Mutambara, attending the launch of the Zimbabwe Diaspora Home-Front Interface Initiative, said the current Lancaster House Constitution sets the duration of the parliament as a function of the presidency and the current president who was sworn in on June 28, 2008.
Currently the political parties in the inclusive government are haggling over the final draft of a new constitution, with President Robert Mugabe threatening to ditch the stalled new constitution and hold elections under the current constitution.
Mutambara told the VOA that if the political parties fail to agree on a new constitution, then elections will have to be held without reforms no later than June 28, which he warns may lead to a disputed outcome.

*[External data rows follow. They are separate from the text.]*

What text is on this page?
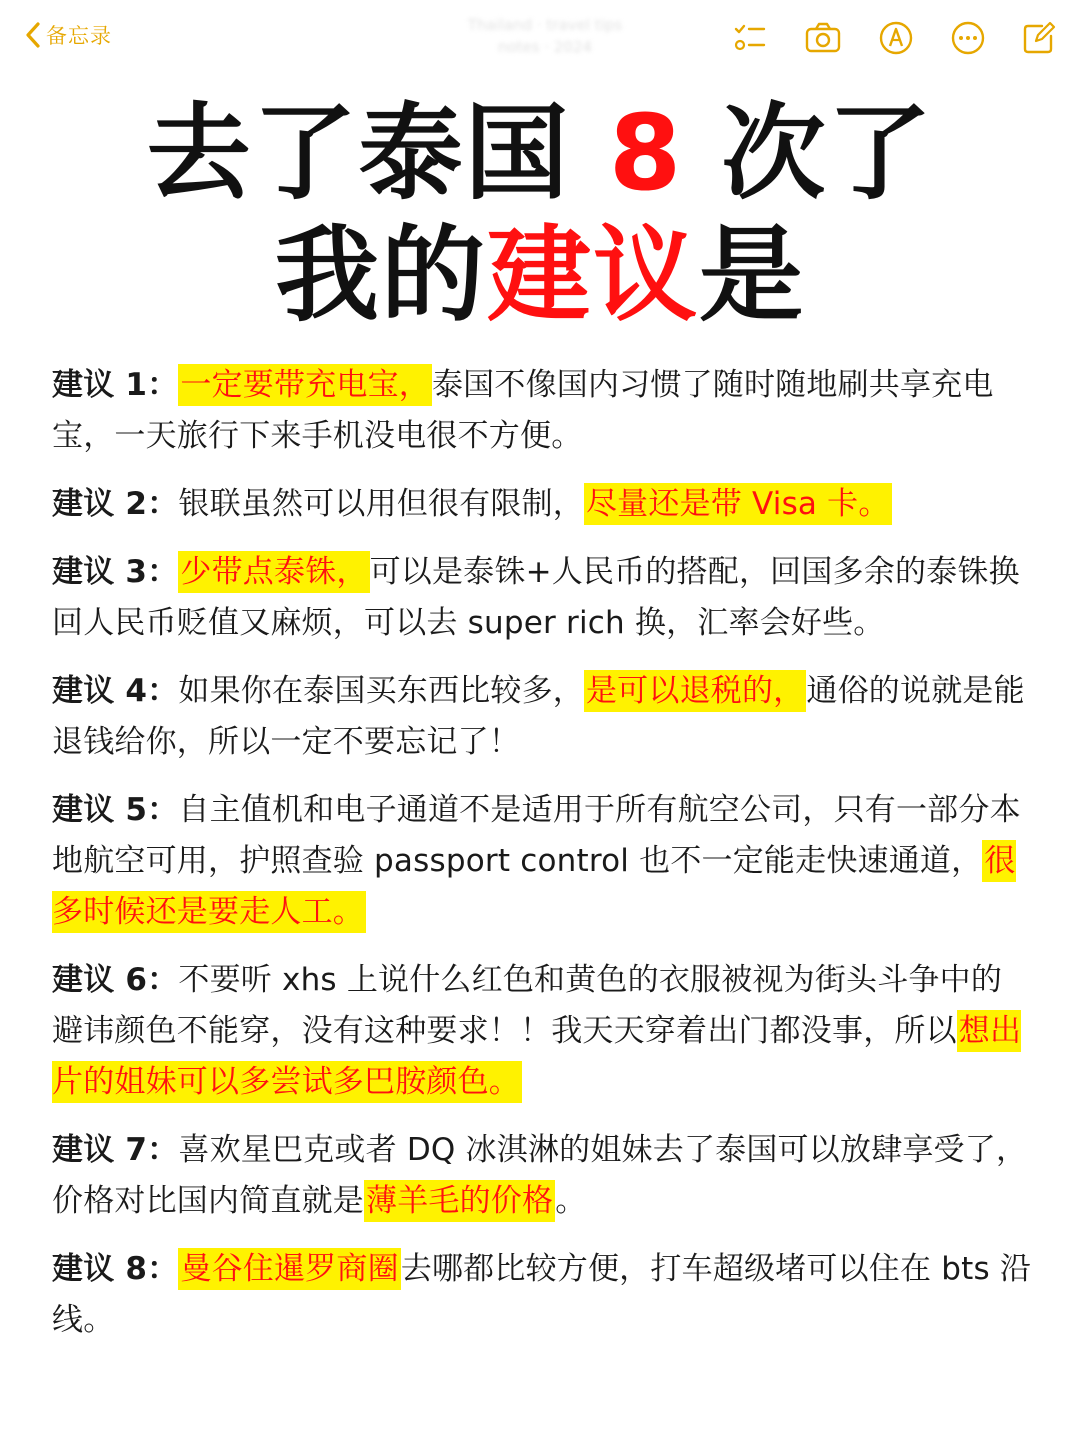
备忘录	Thailand · travel tips
notes · 2024
去了泰国 8 次了
我的建议是

建议 1：一定要带充电宝，泰国不像国内习惯了随时随地刷共享充电宝，一天旅行下来手机没电很不方便。

建议 2：银联虽然可以用但很有限制，尽量还是带 Visa 卡。

建议 3：少带点泰铢，可以是泰铢+人民币的搭配，回国多余的泰铢换回人民币贬值又麻烦，可以去 super rich 换，汇率会好些。

建议 4：如果你在泰国买东西比较多，是可以退税的，通俗的说就是能退钱给你，所以一定不要忘记了！

建议 5：自主值机和电子通道不是适用于所有航空公司，只有一部分本地航空可用，护照查验 passport control 也不一定能走快速通道，很多时候还是要走人工。

建议 6：不要听 xhs 上说什么红色和黄色的衣服被视为街头斗争中的避讳颜色不能穿，没有这种要求！！我天天穿着出门都没事，所以想出片的姐妹可以多尝试多巴胺颜色。

建议 7：喜欢星巴克或者 DQ 冰淇淋的姐妹去了泰国可以放肆享受了，价格对比国内简直就是薄羊毛的价格。

建议 8：曼谷住暹罗商圈去哪都比较方便，打车超级堵可以住在 bts 沿线。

“If we don’t make progress by June 28, 2013, we will be forced to go into an election without a new constitution.
“SADC (Southern African Development Community) can encourage us to work together but the African Union and SADC cannot force us to violate the constitution. There is no way that SADC and the AU can extend the Zimbabwean government and the Zimbabwean parliament beyond June 28, 2013,” Mutambara said.
The deputy prime minister said he would prefer constitutional and electoral reforms to be in place before the next elections, adding that “if we don’t do that we are going towards acrimony and I don’t desire to have elections on the Lancaster House Constitution.”
But the chairman of the National Constitutional Assembly, Lovemore Madhuku, told the VOA that while it is correct to say that parliament will be dissolved by June 28, the government has four additional months, meaning that elections would be needed by October 20.
The constitutional expert said there will be no parliament after June 28 but just the executive arm of the government.
“The president is allowed to remain in office until a new president takes office and that must be done within four months of that period.
“So by about October 28 there must be elections but those elections are what is allowed for purposes of allowing the processes for an election but parliament will not be able to do anything after 28 June.”
Madhuku said this situation must be avoided as it is not good to have the executive run government affairs when there is no legal parliament in place.
A senior researcher at the Research and Advocacy Unit in Zimbabwe, Derek Matyszak, also agreed that the requirement for elections is four months after the dissolution of parliament, but says the only time that the life of parliament can be extended is if there is a national security threat.
He said: “Mutambara seems to be unaware that elections don’t have to take place for another four months after the dissolution of parliament.
“The only way that it can be extended is if there is a declaration of war or if there is a declaration of a state of emergency, or if there is a constitutional amendment to extend the life of parliament.”
Both Madhuku and Matyszak said there is no legal requirement for a new constitution to be in place before elections.
Meanwhile, Movement for Democratic Change leader Welshman Ncube said his party is prepared to go for general elections, even if Zimbabwe fails to adopt a new constitution.
Speaking to journalists after a party rally at Maboleni Township in Lower Gweru on Sunday, Ncube, who had earlier told his supporters that it is difficult to craft a new constitution under what he labeled a “dictatorship,” said if the country fails to have a new constitution soon, Zimbabweans can always work on having one in future.
Ncube blasted Zanu PF for wanting to impose its will on others, adding that his party would rather go for polls under the current constitution than an undemocratic charter.